Published 15 March 2013

The UN Office for Disaster Risk Reduction (UNISDR) reported that for the first time in history, the world has experienced three consecutive years in which annual economic losses have exceeded $100 billion. The losses are the result of an enormous increase in exposure of industrial assets and private property to extreme disaster events.

The UN Office for Disaster Risk Reduction (UNISDR) the other day stated that for the first time in history, the world has experienced three consecutive years in which annual economic losses have exceeded $100 billion due to an enormous increase in exposure of industrial assets and private property to extreme disaster events.

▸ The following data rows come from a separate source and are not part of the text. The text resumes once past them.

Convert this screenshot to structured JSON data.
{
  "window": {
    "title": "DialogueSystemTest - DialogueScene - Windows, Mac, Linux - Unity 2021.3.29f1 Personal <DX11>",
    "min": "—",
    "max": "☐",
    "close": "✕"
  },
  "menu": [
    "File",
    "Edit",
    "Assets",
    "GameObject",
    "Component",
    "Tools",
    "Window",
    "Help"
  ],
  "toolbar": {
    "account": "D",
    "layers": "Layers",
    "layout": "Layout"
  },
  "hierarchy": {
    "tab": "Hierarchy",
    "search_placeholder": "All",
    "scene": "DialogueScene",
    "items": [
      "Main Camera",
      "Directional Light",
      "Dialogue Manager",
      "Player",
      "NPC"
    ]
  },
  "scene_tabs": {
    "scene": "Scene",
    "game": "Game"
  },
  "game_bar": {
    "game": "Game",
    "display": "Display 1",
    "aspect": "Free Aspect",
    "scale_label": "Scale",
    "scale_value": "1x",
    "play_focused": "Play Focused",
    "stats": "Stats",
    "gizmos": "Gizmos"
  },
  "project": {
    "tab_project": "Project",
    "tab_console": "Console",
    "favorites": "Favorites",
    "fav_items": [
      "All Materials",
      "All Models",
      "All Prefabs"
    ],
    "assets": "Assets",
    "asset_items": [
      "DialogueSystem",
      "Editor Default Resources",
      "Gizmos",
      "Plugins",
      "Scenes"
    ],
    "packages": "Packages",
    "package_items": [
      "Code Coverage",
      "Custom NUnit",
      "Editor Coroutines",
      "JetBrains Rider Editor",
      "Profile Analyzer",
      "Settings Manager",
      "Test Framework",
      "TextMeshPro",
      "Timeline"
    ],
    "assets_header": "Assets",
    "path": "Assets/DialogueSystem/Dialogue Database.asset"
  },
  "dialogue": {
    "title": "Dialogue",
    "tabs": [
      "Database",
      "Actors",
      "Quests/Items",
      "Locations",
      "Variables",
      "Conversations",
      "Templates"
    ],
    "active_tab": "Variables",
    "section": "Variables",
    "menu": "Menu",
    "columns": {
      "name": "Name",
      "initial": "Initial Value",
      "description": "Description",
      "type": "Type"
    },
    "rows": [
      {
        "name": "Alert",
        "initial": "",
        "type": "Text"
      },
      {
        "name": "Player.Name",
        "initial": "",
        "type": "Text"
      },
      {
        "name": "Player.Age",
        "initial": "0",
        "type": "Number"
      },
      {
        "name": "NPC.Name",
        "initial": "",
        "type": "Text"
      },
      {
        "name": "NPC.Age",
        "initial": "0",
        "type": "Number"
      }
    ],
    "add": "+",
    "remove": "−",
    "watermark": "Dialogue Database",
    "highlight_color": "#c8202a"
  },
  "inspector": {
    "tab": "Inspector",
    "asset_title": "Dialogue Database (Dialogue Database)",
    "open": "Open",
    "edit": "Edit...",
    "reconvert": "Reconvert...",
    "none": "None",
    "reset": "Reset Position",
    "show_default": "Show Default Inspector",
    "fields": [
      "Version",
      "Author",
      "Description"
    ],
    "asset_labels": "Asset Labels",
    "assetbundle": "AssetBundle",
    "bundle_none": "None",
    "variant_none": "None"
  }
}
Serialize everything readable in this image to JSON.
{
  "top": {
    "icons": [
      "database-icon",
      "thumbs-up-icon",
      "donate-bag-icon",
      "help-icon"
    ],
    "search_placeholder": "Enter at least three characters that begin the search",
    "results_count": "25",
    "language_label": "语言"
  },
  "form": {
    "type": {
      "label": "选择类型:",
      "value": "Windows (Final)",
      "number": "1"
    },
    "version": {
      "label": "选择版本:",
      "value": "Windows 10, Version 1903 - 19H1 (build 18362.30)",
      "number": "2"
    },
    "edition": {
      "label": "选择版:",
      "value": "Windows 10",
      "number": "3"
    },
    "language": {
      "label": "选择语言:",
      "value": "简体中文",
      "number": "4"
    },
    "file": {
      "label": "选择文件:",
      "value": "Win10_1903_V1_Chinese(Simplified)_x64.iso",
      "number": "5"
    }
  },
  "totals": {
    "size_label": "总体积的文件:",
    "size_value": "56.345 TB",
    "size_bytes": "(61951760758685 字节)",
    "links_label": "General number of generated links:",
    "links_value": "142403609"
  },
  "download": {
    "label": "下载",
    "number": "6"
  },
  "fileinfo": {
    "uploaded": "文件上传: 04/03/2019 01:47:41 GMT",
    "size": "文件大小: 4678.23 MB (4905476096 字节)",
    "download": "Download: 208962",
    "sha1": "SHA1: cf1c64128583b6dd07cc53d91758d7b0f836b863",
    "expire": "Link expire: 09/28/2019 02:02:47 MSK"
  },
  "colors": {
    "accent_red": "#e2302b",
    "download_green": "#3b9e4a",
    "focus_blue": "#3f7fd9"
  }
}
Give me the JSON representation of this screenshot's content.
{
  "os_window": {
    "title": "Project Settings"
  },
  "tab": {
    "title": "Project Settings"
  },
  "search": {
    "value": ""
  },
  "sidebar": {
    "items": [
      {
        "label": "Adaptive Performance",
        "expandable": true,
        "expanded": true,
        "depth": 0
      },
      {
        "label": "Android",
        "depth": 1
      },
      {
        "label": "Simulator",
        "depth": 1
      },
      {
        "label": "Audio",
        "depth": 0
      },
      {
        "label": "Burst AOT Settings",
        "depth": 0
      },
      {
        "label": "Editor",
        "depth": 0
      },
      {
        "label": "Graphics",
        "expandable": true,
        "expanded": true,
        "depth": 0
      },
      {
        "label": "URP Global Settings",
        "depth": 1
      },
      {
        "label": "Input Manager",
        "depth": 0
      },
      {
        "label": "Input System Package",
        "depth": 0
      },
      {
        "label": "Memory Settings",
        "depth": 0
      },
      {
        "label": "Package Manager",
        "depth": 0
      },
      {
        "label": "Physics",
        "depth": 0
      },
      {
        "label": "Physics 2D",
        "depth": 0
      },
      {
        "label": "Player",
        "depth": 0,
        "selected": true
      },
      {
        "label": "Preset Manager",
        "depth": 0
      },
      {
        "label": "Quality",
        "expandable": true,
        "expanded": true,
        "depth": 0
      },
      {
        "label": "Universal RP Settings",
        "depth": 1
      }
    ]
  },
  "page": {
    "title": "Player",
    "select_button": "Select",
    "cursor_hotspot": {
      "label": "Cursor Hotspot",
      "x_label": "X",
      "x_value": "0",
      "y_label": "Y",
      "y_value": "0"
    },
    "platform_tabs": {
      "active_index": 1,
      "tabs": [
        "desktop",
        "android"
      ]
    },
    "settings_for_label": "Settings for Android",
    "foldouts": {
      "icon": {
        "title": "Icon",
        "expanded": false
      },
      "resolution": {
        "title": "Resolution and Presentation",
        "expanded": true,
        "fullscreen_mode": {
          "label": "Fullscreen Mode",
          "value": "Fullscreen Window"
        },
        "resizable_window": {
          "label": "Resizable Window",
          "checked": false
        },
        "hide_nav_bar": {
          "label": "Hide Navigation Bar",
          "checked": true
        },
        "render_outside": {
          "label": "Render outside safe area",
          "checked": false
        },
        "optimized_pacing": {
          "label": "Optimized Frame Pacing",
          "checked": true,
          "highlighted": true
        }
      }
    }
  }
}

UNISDR director, Elizabeth Longworth, speaking at a press briefing, said: “A review of economic losses caused by major disaster events since 1980 shows that since the mid-1990s there has been a rise in economic losses and this has turned into an upward trend as confirmed by the losses from last year when, despite no mega-disaster such as a major urban earthquake, economic losses are conservatively estimated in the region of $138 billion.”

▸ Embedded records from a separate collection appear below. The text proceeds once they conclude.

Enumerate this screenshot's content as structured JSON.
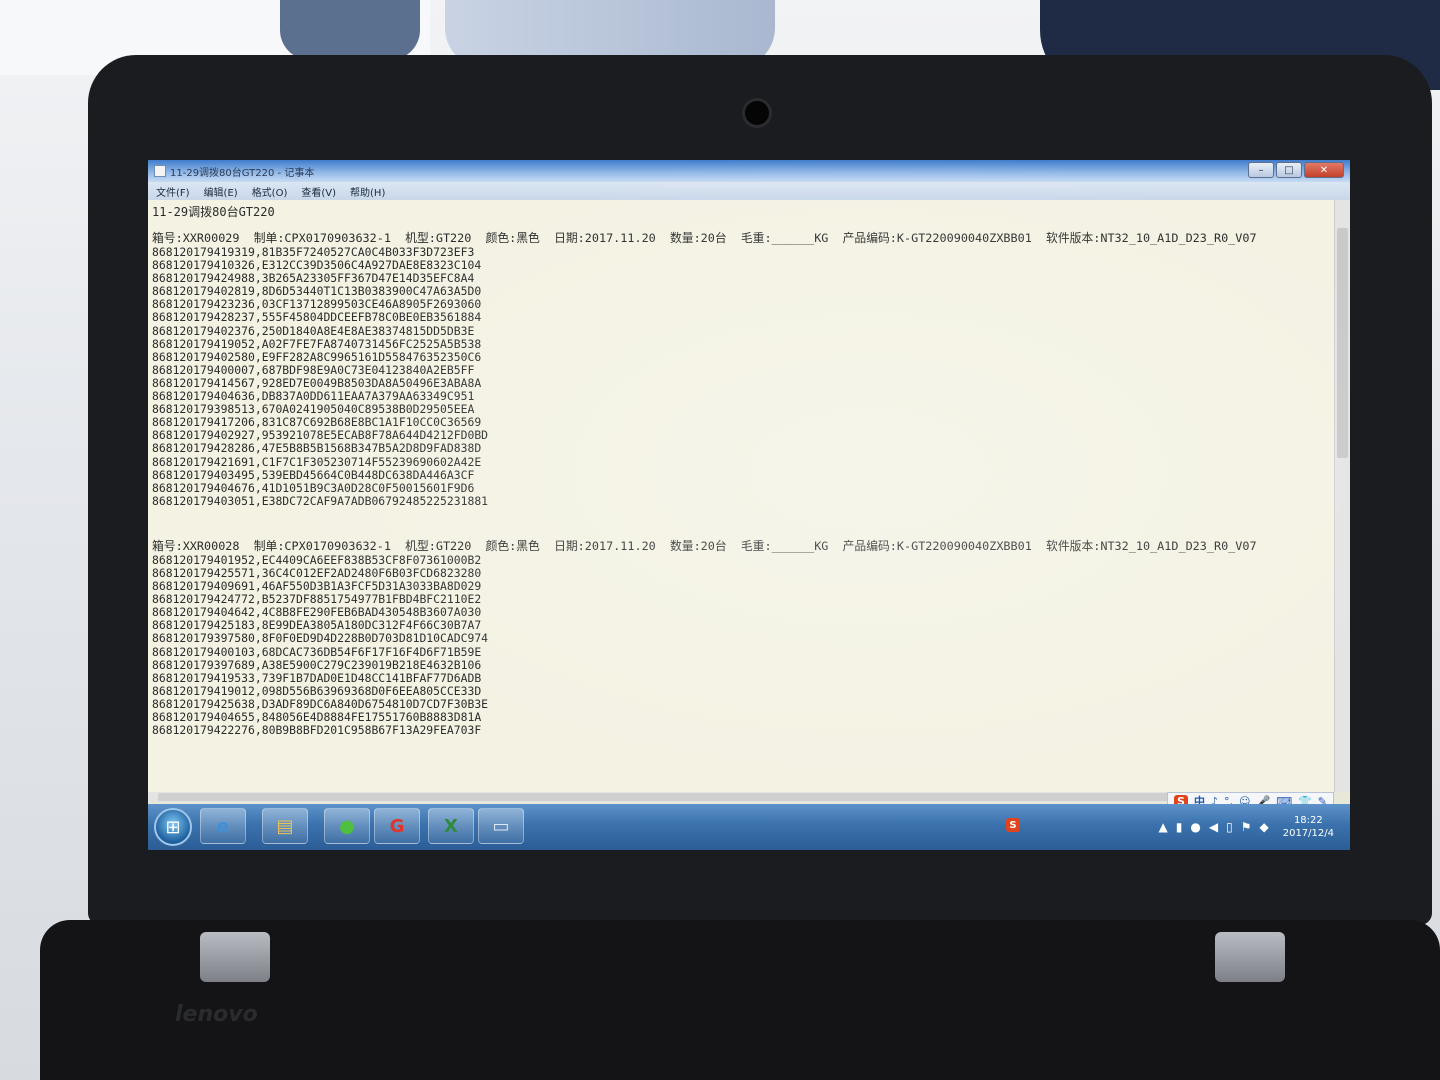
{
  "window": {
    "title": "11-29调拨80台GT220 - 记事本",
    "minimize": "–",
    "maximize": "□",
    "close": "✕"
  },
  "menu": [
    "文件(F)",
    "编辑(E)",
    "格式(O)",
    "查看(V)",
    "帮助(H)"
  ],
  "document": {
    "title_line": "11-29调拨80台GT220",
    "blocks": [
      {
        "header": "箱号:XXR00029  制单:CPX0170903632-1  机型:GT220  颜色:黑色  日期:2017.11.20  数量:20台  毛重:______KG  产品编码:K-GT220090040ZXBB01  软件版本:NT32_10_A1D_D23_R0_V07",
        "rows": [
          "868120179419319,81B35F7240527CA0C4B033F3D723EF3",
          "868120179410326,E312CC39D3506C4A927DAE8E8323C104",
          "868120179424988,3B265A23305FF367D47E14D35EFC8A4",
          "868120179402819,8D6D53440T1C13B0383900C47A63A5D0",
          "868120179423236,03CF13712899503CE46A8905F2693060",
          "868120179428237,555F45804DDCEEFB78C0BE0EB3561884",
          "868120179402376,250D1840A8E4E8AE38374815DD5DB3E",
          "868120179419052,A02F7FE7FA8740731456FC2525A5B538",
          "868120179402580,E9FF282A8C9965161D558476352350C6",
          "868120179400007,687BDF98E9A0C73E04123840A2EB5FF",
          "868120179414567,928ED7E0049B8503DA8A50496E3ABA8A",
          "868120179404636,DB837A0DD611EAA7A379AA63349C951",
          "868120179398513,670A0241905040C89538B0D29505EEA",
          "868120179417206,831C87C692B68E8BC1A1F10CC0C36569",
          "868120179402927,953921078E5ECAB8F78A644D4212FD0BD",
          "868120179428286,47E5B8B5B1568B347B5A2D8D9FAD838D",
          "868120179421691,C1F7C1F305230714F55239690602A42E",
          "868120179403495,539EBD45664C0B448DC638DA446A3CF",
          "868120179404676,41D1051B9C3A0D28C0F50015601F9D6",
          "868120179403051,E38DC72CAF9A7ADB06792485225231881"
        ]
      },
      {
        "header": "箱号:XXR00028  制单:CPX0170903632-1  机型:GT220  颜色:黑色  日期:2017.11.20  数量:20台  毛重:______KG  产品编码:K-GT220090040ZXBB01  软件版本:NT32_10_A1D_D23_R0_V07",
        "rows": [
          "868120179401952,EC4409CA6EEF838B53CF8F07361000B2",
          "868120179425571,36C4C012EF2AD2480F6B03FCD6823280",
          "868120179409691,46AF550D3B1A3FCF5D31A3033BA8D029",
          "868120179424772,B5237DF8851754977B1FBD4BFC2110E2",
          "868120179404642,4C8B8FE290FEB6BAD430548B3607A030",
          "868120179425183,8E99DEA3805A180DC312F4F66C30B7A7",
          "868120179397580,8F0F0ED9D4D228B0D703D81D10CADC974",
          "868120179400103,68DCAC736DB54F6F17F16F4D6F71B59E",
          "868120179397689,A38E5900C279C239019B218E4632B106",
          "868120179419533,739F1B7DAD0E1D48CC141BFAF77D6ADB",
          "868120179419012,098D556B63969368D0F6EEA805CCE33D",
          "868120179425638,D3ADF89DC6A840D6754810D7CD7F30B3E",
          "868120179404655,848056E4D8884FE17551760B8883D81A",
          "868120179422276,80B9B8BFD201C958B67F13A29FEA703F"
        ]
      }
    ]
  },
  "taskbar": {
    "start": "⊞",
    "apps": [
      {
        "icon": "ie-icon",
        "glyph": "e",
        "color": "#3f8fd8"
      },
      {
        "icon": "explorer-icon",
        "glyph": "▤",
        "color": "#e8c25a"
      },
      {
        "icon": "media-player-icon",
        "glyph": "●",
        "color": "#4fbf3f"
      },
      {
        "icon": "browser-g-icon",
        "glyph": "G",
        "color": "#e0342a"
      },
      {
        "icon": "excel-icon",
        "glyph": "X",
        "color": "#2f8a3f"
      },
      {
        "icon": "notepad-icon",
        "glyph": "▭",
        "color": "#dfe9f6"
      }
    ],
    "tray_sogou": "S",
    "clock_time": "18:22",
    "clock_date": "2017/12/4"
  },
  "ime": {
    "logo": "S",
    "mode": "中",
    "glyphs": [
      "♪",
      "°,",
      "☺",
      "🎤",
      "⌨",
      "👕",
      "✎"
    ]
  },
  "photo": {
    "laptop_brand": "lenovo"
  }
}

It has happened on nine occasions since including the last three years: 2010 ($138 billion), 2011 ($371 billion), and 2012 ($138 billion). Some 310 disasters killed over 9,300 people in 2012, affected 106 million others, and cost $138 billion (mainly in the United States, Italy, and China).

The year was particularly marked by the fact that there were no mega-disasters in terms of human impact. The deadliest event was Typhoon Bopha which hit the Philippines in December with more than 1,900 dead and missing. Asia, once more, showed itself to be the most disaster-prone part of the world both in terms of number of disasters and the number of victims.

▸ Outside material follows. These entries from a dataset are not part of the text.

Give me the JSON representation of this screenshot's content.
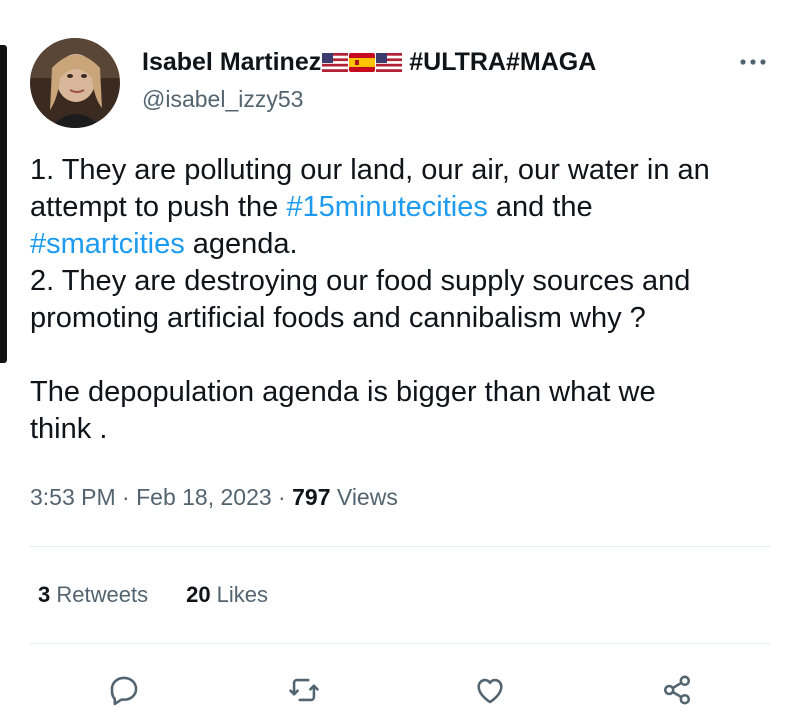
{
  "tweet": {
    "author": {
      "display_name": "Isabel Martinez",
      "flags": [
        "us-flag",
        "spain-flag",
        "us-flag"
      ],
      "name_tag": "#ULTRA#MAGA",
      "handle": "@isabel_izzy53"
    },
    "more_icon": "more-options-icon",
    "body": {
      "line1": "1. They are polluting our land, our air, our water in an",
      "line2_pre": "attempt to push the ",
      "hashtag1": "#15minutecities",
      "line2_post": " and the",
      "hashtag2": "#smartcities",
      "line3_post": " agenda.",
      "line4": "2. They are destroying our food supply sources and",
      "line5": "promoting artificial foods and cannibalism why ?",
      "line6": "The depopulation agenda is bigger than what we",
      "line7": "think ."
    },
    "meta": {
      "time": "3:53 PM",
      "separator": " · ",
      "date": "Feb 18, 2023",
      "views_count": "797",
      "views_label": " Views"
    },
    "stats": {
      "retweets_count": "3",
      "retweets_label": " Retweets",
      "likes_count": "20",
      "likes_label": " Likes"
    },
    "actions": [
      "reply-icon",
      "retweet-icon",
      "like-icon",
      "share-icon"
    ]
  },
  "colors": {
    "text": "#0f1419",
    "secondary": "#536471",
    "link": "#1d9bf0",
    "divider": "#e6ecf0"
  }
}
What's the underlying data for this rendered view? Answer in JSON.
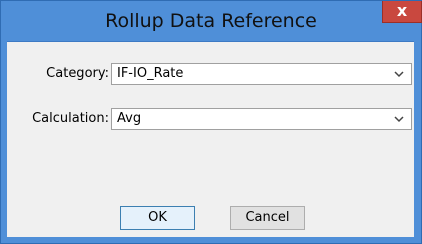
{
  "window": {
    "title": "Rollup Data Reference",
    "close_glyph": "x"
  },
  "form": {
    "category": {
      "label": "Category:",
      "value": "IF-IO_Rate"
    },
    "calculation": {
      "label": "Calculation:",
      "value": "Avg"
    }
  },
  "buttons": {
    "ok": "OK",
    "cancel": "Cancel"
  },
  "icons": {
    "close": "close-icon",
    "dropdown": "chevron-down-icon"
  },
  "colors": {
    "titlebar": "#4f8fd8",
    "close_button": "#c9483f",
    "client_bg": "#f0f0f0"
  }
}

On the other hand, 63 percent of the economic losses were in the Americas, mainly due to Hurricane Sandy ($50 billion) and the drought ($20 billion). Europe was hit by two long cold waves at the beginning and end of the year, killing almost 1,000 people, and Africa was severely affected by drought but also by floods such as those in Nigeria which took more than 300 lives.

Globally, most victims this year were from floods and droughts which were responsible for nearly 80 percent of all victims. But as they occur in poorer countries, the economic losses are low. Even so, the floods of Pakistan cost nearly 2 percent of its annual GDP which is a lot to recover. Disasters are a major problem in all poor countries and threats to global security. They should be taken seriously,” said Prof. Debby Guha-Sapir, director of CRED at the University of Louvain, Belgium.